Denise designed and created the first website for Women on the Border in 2001. At the time she was director of the Household Hazardous Waste project in Central Texas and her talents in geographic information systems and computer science merged with her passionate efforts to educate and inform the public about the importance of eliminating toxicity from our communities and the planet.
When Denise learned about the efforts of the incipient WOB to bring awareness to the issues of working women and children being affected by toxicity in the maquiladoras at the Mexican border, she convinced the founder to take advantage of the internet as an evolving tool for public education. The relationship formed between WOB and Denise was life transforming.
Denise loved the planet and all animals, dogs and cats especially. During the eight years that she fought her cancer she never gave up hope that she would get better and while doing all she could spiritually and medically to be at peace with her illness, she maintained an amazing capacity for humor, kindness for those less fortunate, and time to share with her family and friends from all walks of life.
To know Denise was to end up knowing an amazing variety of people, many of whom shared her passion for protecting the planet, its people and animals and for defending the weak and powerless. She felt it important to speak truth to power when others were afraid or unwilling. She was a talented photographer and videographer. She used those talents to assist in educational projects for WOB or for entertaining her friends with pictures and videos of themselves enjoying each other’s company and Denise’s stories about her family and old or new friends.

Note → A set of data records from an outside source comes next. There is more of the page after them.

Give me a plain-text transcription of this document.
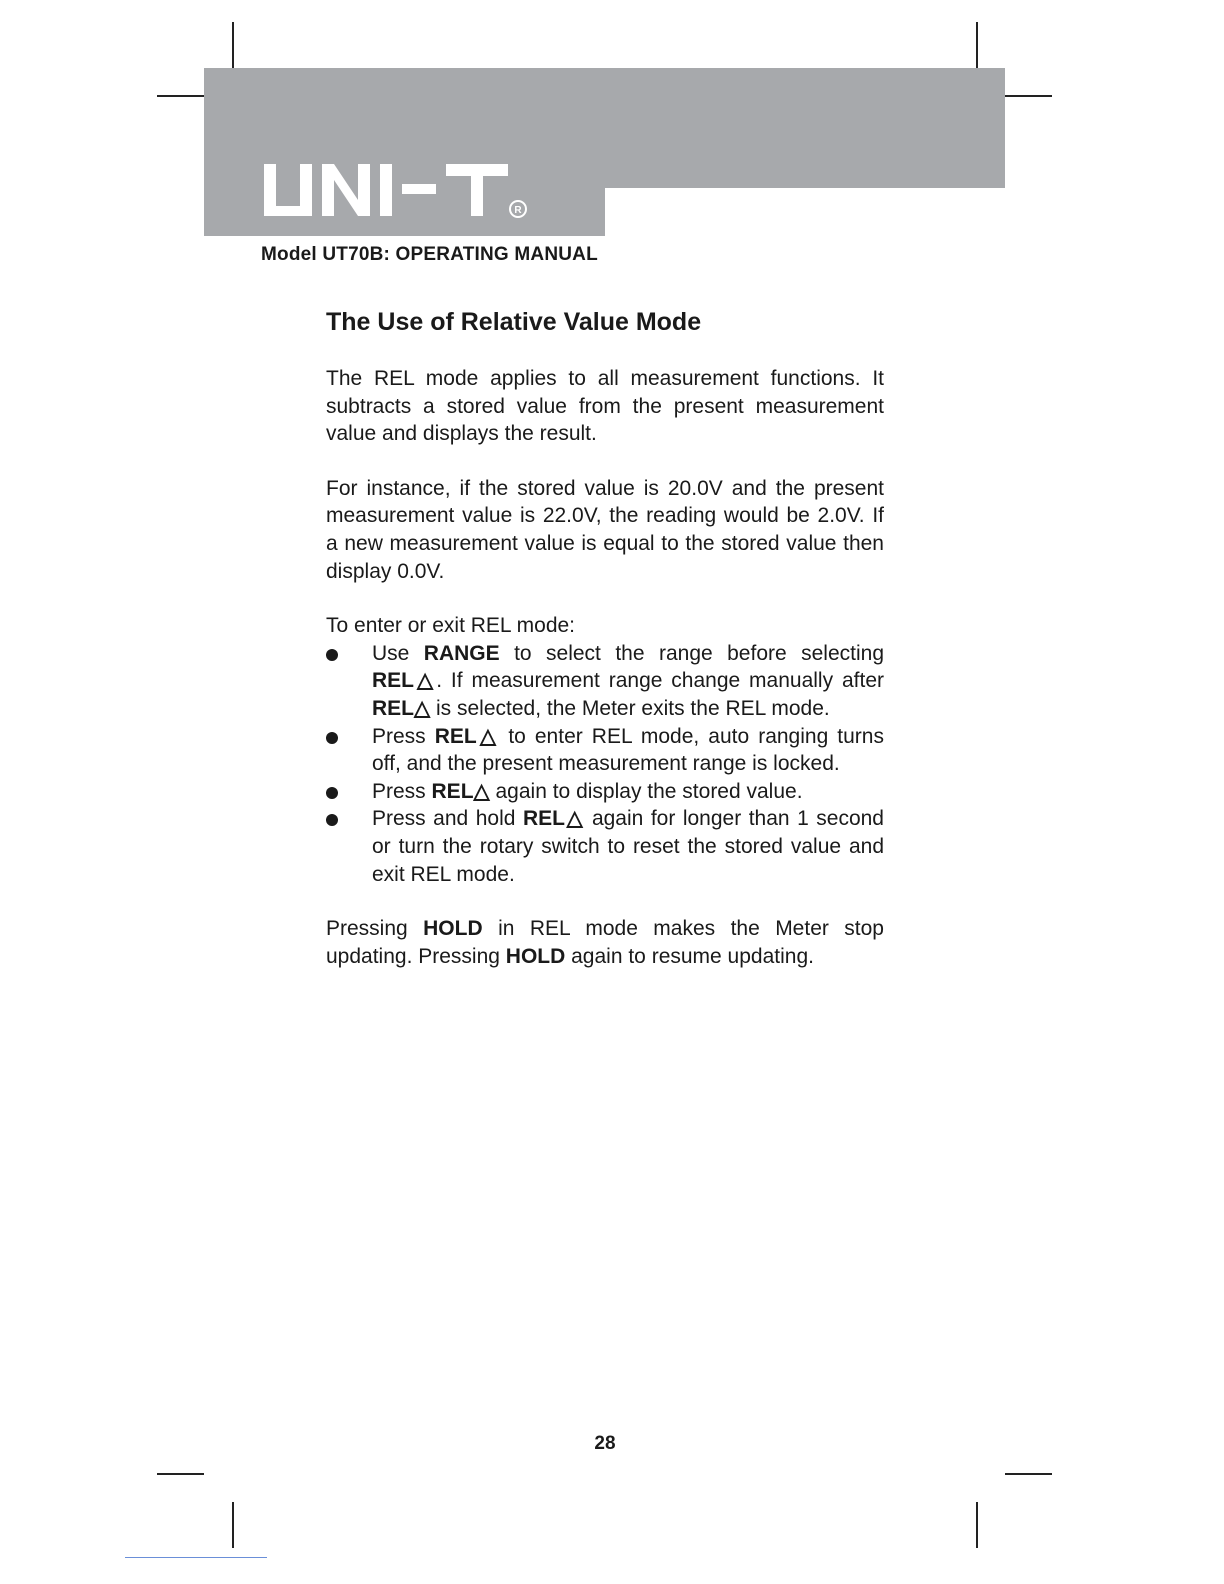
R
Model UT70B: OPERATING MANUAL
The Use of Relative Value Mode

The REL mode applies to all measurement functions. It subtracts a stored value from the present measurement value and displays the result.

For instance, if the stored value is 20.0V and the present measurement value is 22.0V, the reading would be 2.0V. If a new measurement value is equal to the stored value then display 0.0V.

To enter or exit REL mode:

Use RANGE to select the range before selecting REL△. If measurement range change manually after REL△ is selected, the Meter exits the REL mode.
Press REL△ to enter REL mode, auto ranging turns off, and the present measurement range is locked.
Press REL△ again to display the stored value.
Press and hold REL△ again for longer than 1 second or turn the rotary switch to reset the stored value and exit REL mode.

Pressing HOLD in REL mode makes the Meter stop updating. Pressing HOLD again to resume updating.

28
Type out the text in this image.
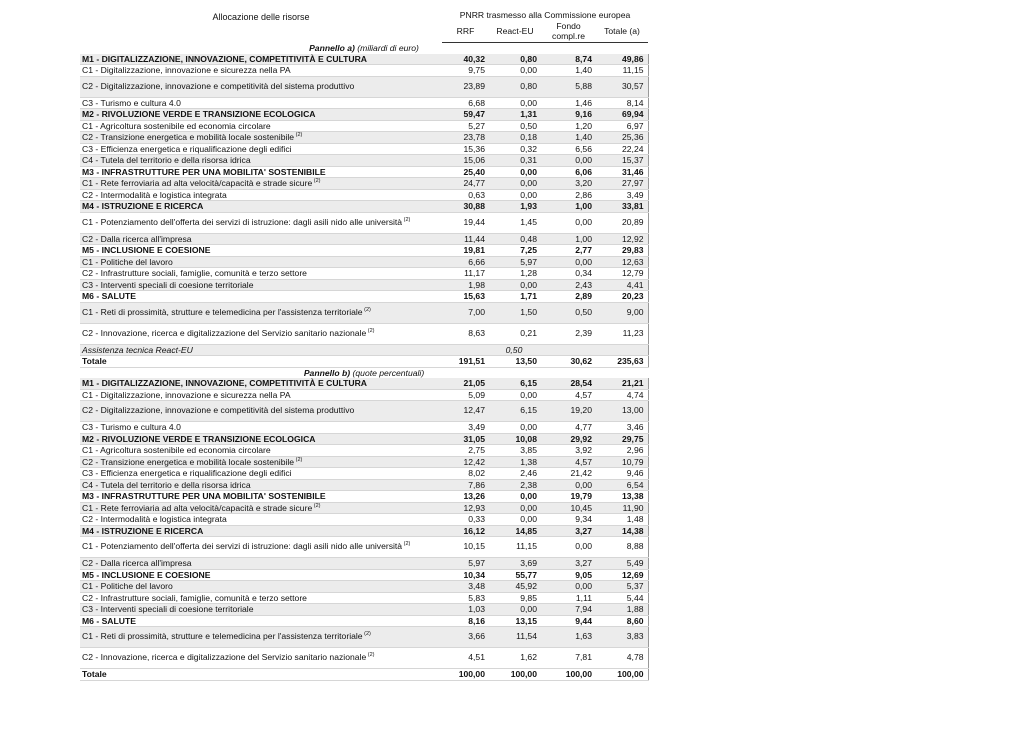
Allocazione delle risorse	PNRR trasmesso alla Commissione europea			
	RRF	React-EU	Fondo compl.re	Totale (a)
Pannello a) (miliardi di euro)				
M1 - DIGITALIZZAZIONE, INNOVAZIONE, COMPETITIVITÀ E CULTURA	40,32	0,80	8,74	49,86
C1 - Digitalizzazione, innovazione e sicurezza nella PA	9,75	0,00	1,40	11,15
C2 - Digitalizzazione, innovazione e competitività del sistema produttivo	23,89	0,80	5,88	30,57
C3 - Turismo e cultura 4.0	6,68	0,00	1,46	8,14
M2 - RIVOLUZIONE VERDE E TRANSIZIONE ECOLOGICA	59,47	1,31	9,16	69,94
C1 - Agricoltura sostenibile ed economia circolare	5,27	0,50	1,20	6,97
C2 - Transizione energetica e mobilità locale sostenibile $^{(2)}$	23,78	0,18	1,40	25,36
C3 - Efficienza energetica e riqualificazione degli edifici	15,36	0,32	6,56	22,24
C4 - Tutela del territorio e della risorsa idrica	15,06	0,31	0,00	15,37
M3 - INFRASTRUTTURE PER UNA MOBILITA' SOSTENIBILE	25,40	0,00	6,06	31,46
C1 - Rete ferroviaria ad alta velocità/capacità e strade sicure $^{(2)}$	24,77	0,00	3,20	27,97
C2 - Intermodalità e logistica integrata	0,63	0,00	2,86	3,49
M4 - ISTRUZIONE E RICERCA	30,88	1,93	1,00	33,81
C1 - Potenziamento dell'offerta dei servizi di istruzione: dagli asili nido alle università $^{(2)}$	19,44	1,45	0,00	20,89
C2 - Dalla ricerca all'impresa	11,44	0,48	1,00	12,92
M5 - INCLUSIONE E COESIONE	19,81	7,25	2,77	29,83
C1 - Politiche del lavoro	6,66	5,97	0,00	12,63
C2 - Infrastrutture sociali, famiglie, comunità e terzo settore	11,17	1,28	0,34	12,79
C3 - Interventi speciali di coesione territoriale	1,98	0,00	2,43	4,41
M6 - SALUTE	15,63	1,71	2,89	20,23
C1 - Reti di prossimità, strutture e telemedicina per l'assistenza territoriale $^{(2)}$	7,00	1,50	0,50	9,00
C2 - Innovazione, ricerca e digitalizzazione del Servizio sanitario nazionale $^{(2)}$	8,63	0,21	2,39	11,23
Assistenza tecnica React-EU		0,50		
Totale	191,51	13,50	30,62	235,63
Pannello b) (quote percentuali)				
M1 - DIGITALIZZAZIONE, INNOVAZIONE, COMPETITIVITÀ E CULTURA	21,05	6,15	28,54	21,21
C1 - Digitalizzazione, innovazione e sicurezza nella PA	5,09	0,00	4,57	4,74
C2 - Digitalizzazione, innovazione e competitività del sistema produttivo	12,47	6,15	19,20	13,00
C3 - Turismo e cultura 4.0	3,49	0,00	4,77	3,46
M2 - RIVOLUZIONE VERDE E TRANSIZIONE ECOLOGICA	31,05	10,08	29,92	29,75
C1 - Agricoltura sostenibile ed economia circolare	2,75	3,85	3,92	2,96
C2 - Transizione energetica e mobilità locale sostenibile $^{(2)}$	12,42	1,38	4,57	10,79
C3 - Efficienza energetica e riqualificazione degli edifici	8,02	2,46	21,42	9,46
C4 - Tutela del territorio e della risorsa idrica	7,86	2,38	0,00	6,54
M3 - INFRASTRUTTURE PER UNA MOBILITA' SOSTENIBILE	13,26	0,00	19,79	13,38
C1 - Rete ferroviaria ad alta velocità/capacità e strade sicure $^{(2)}$	12,93	0,00	10,45	11,90
C2 - Intermodalità e logistica integrata	0,33	0,00	9,34	1,48
M4 - ISTRUZIONE E RICERCA	16,12	14,85	3,27	14,38
C1 - Potenziamento dell'offerta dei servizi di istruzione: dagli asili nido alle università $^{(2)}$	10,15	11,15	0,00	8,88
C2 - Dalla ricerca all'impresa	5,97	3,69	3,27	5,49
M5 - INCLUSIONE E COESIONE	10,34	55,77	9,05	12,69
C1 - Politiche del lavoro	3,48	45,92	0,00	5,37
C2 - Infrastrutture sociali, famiglie, comunità e terzo settore	5,83	9,85	1,11	5,44
C3 - Interventi speciali di coesione territoriale	1,03	0,00	7,94	1,88
M6 - SALUTE	8,16	13,15	9,44	8,60
C1 - Reti di prossimità, strutture e telemedicina per l'assistenza territoriale $^{(2)}$	3,66	11,54	1,63	3,83
C2 - Innovazione, ricerca e digitalizzazione del Servizio sanitario nazionale $^{(2)}$	4,51	1,62	7,81	4,78
Totale	100,00	100,00	100,00	100,00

Denise also loved working with handyman/carpenter tools of all kinds. If something needed fixing Neecy was the person to ask first for an opinion or a gadget, or a website link for further research on what to do. In her last job she was using her love of even bigger computer tools to monitor remotely air traffic safety towers throughout the country.
Denise had a strong dislike for the corporatization of the health care industry. At the time of her first diagnosis she was dropped by her insurance company for “failure” to alert them to the fact that she had lost a sister when she was a child to leukemia. The battles she endured in those early years were often unjust and cruel. In her last year she encouraged her friends and family not to forget those who were afflicted by cancer and who could not afford the array of pain and nutritional resources required by cancer patients.
Donations can be made on behalf of Denise Vergez to the Shivers Cancer Center in Austin, Texas where Denise met and loved many dedicated staff and hopeful, optimistic cancer patients.
Denise, we bid you farewell. May your passion for creating a better world be an inspiration to others to speak up, to give generously to those in need, and to walk through the world with humor and a big heart.